Pub Date: Aug. 1st, 1992
ISBN: 0-913165-70-0

A lost-world story derivative of James Hilton's Shangri-La, by a first-time novelist. Reporter Peter Novak is an American who has come to London to track down the mystery of his father, an ace Army pilot who disappeared over the Himalayas during WW II. Before he can pursue his research, he meets mysterious Tashi, a Tibetan goddess who's reincarnated each generation into a new, and naturally exquisite, woman.
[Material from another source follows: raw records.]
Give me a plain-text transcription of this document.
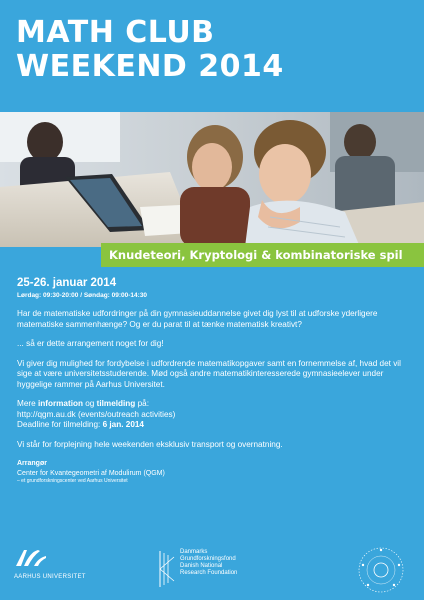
MATH CLUB
WEEKEND 2014
Knudeteori, Kryptologi & kombinatoriske spil

25-26. januar 2014

Lørdag: 09:30-20:00 / Søndag: 09:00-14:30

Har de matematiske udfordringer på din gymnasieuddannelse givet dig lyst til at udforske yderligere matematiske sammenhænge? Og er du parat til at tænke matematisk kreativt?

... så er dette arrangement noget for dig!

Vi giver dig mulighed for fordybelse i udfordrende matematikopgaver samt en fornemmelse af, hvad det vil sige at være universitetsstuderende. Mød også andre matematikinteresserede gymnasieelever under hyggelige rammer på Aarhus Universitet.

Mere information og tilmelding på:
http://qgm.au.dk (events/outreach activities)
Deadline for tilmelding: 6 jan. 2014

Vi står for forplejning hele weekenden eksklusiv transport og overnatning.

Arrangør

Center for Kvantegeometri af Modulirum (QGM)

– et grundforskningscenter ved Aarhus Universitet

AARHUS UNIVERSITET
Danmarks
Grundforskningsfond
Danish National
Research Foundation
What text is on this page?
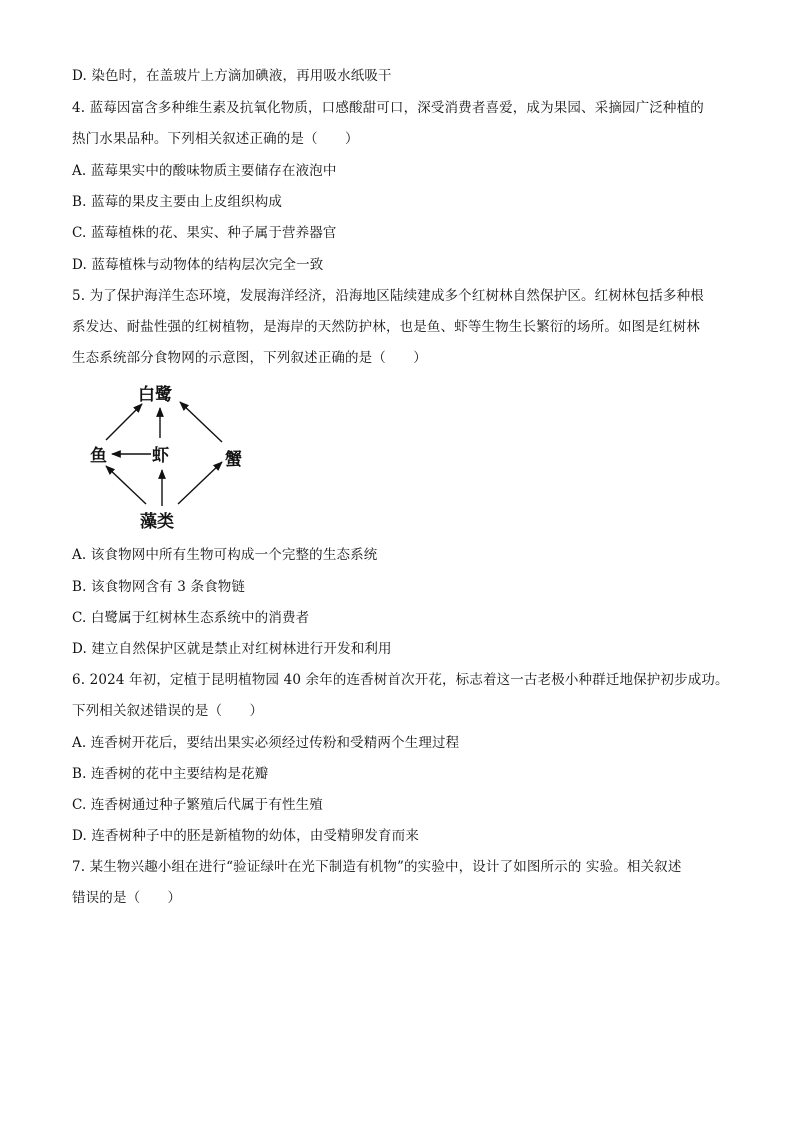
D. 染色时，在盖玻片上方滴加碘液，再用吸水纸吸干
4. 蓝莓因富含多种维生素及抗氧化物质，口感酸甜可口，深受消费者喜爱，成为果园、采摘园广泛种植的
热门水果品种。下列相关叙述正确的是（　　）
A. 蓝莓果实中的酸味物质主要储存在液泡中
B. 蓝莓的果皮主要由上皮组织构成
C. 蓝莓植株的花、果实、种子属于营养器官
D. 蓝莓植株与动物体的结构层次完全一致
5. 为了保护海洋生态环境，发展海洋经济，沿海地区陆续建成多个红树林自然保护区。红树林包括多种根
系发达、耐盐性强的红树植物，是海岸的天然防护林，也是鱼、虾等生物生长繁衍的场所。如图是红树林
生态系统部分食物网的示意图，下列叙述正确的是（　　）
白鹭
鱼	虾	蟹
藻类
A. 该食物网中所有生物可构成一个完整的生态系统
B. 该食物网含有 3 条食物链
C. 白鹭属于红树林生态系统中的消费者
D. 建立自然保护区就是禁止对红树林进行开发和利用
6. 2024 年初，定植于昆明植物园 40 余年的连香树首次开花，标志着这一古老极小种群迁地保护初步成功。
下列相关叙述错误的是（　　）
A. 连香树开花后，要结出果实必须经过传粉和受精两个生理过程
B. 连香树的花中主要结构是花瓣
C. 连香树通过种子繁殖后代属于有性生殖
D. 连香树种子中的胚是新植物的幼体，由受精卵发育而来
7. 某生物兴趣小组在进行“验证绿叶在光下制造有机物”的实验中，设计了如图所示的 实验。相关叙述
错误的是（　　）
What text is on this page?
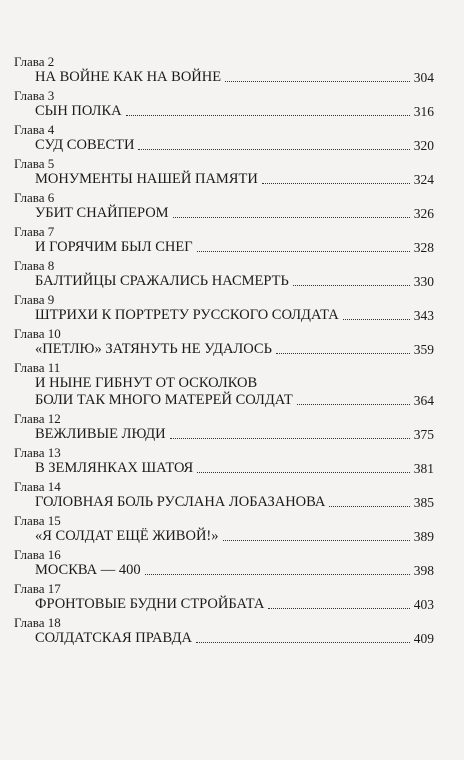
Глава 2
НА ВОЙНЕ КАК НА ВОЙНЕ	304
Глава 3
СЫН ПОЛКА	316
Глава 4
СУД СОВЕСТИ	320
Глава 5
МОНУМЕНТЫ НАШЕЙ ПАМЯТИ	324
Глава 6
УБИТ СНАЙПЕРОМ	326
Глава 7
И ГОРЯЧИМ БЫЛ СНЕГ	328
Глава 8
БАЛТИЙЦЫ СРАЖАЛИСЬ НАСМЕРТЬ	330
Глава 9
ШТРИХИ К ПОРТРЕТУ РУССКОГО СОЛДАТА	343
Глава 10
«ПЕТЛЮ» ЗАТЯНУТЬ НЕ УДАЛОСЬ	359
Глава 11
И НЫНЕ ГИБНУТ ОТ ОСКОЛКОВ
БОЛИ ТАК МНОГО МАТЕРЕЙ СОЛДАТ	364
Глава 12
ВЕЖЛИВЫЕ ЛЮДИ	375
Глава 13
В ЗЕМЛЯНКАХ ШАТОЯ	381
Глава 14
ГОЛОВНАЯ БОЛЬ РУСЛАНА ЛОБАЗАНОВА	385
Глава 15
«Я СОЛДАТ ЕЩЁ ЖИВОЙ!»	389
Глава 16
МОСКВА — 400	398
Глава 17
ФРОНТОВЫЕ БУДНИ СТРОЙБАТА	403
Глава 18
СОЛДАТСКАЯ ПРАВДА	409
She must rediscover the ancient secret of Shambala, where the ``bones of God'' are kept and all life began, and where the essence of God still dwells; it evinces itself in a phenomenon of sunlight and mist called ``the frost of Heaven.'' Meanwhile, in the past, Peter's father Duncan crashes his plane, is nursed back to health by the monks of Shambala, falls in love with the earlier version of Tashi—and manages to keep the great secret out of the hands of the Nazis. Back in the present, as Peter draws near the hidden city, he must battle off the nasty Communist Chinese, who are also interested in God's bones. Tashi and Peter get together, sort of, in the end. The author has a fine reporter's eye; and when he wriggles free of his story, he's captivating and dour—in his descriptions of the Tibetan landscape or in a harrowing account of contemporary Calcutta. There's some snap to Peter and Tashi's dialogue. The story, however, borrows from so many writers that it never suspends disbelief. Podrug is a talented writer with a knack for startling images and a real gift for capturing the seamy downside of cities. But he needs to strike out on his own.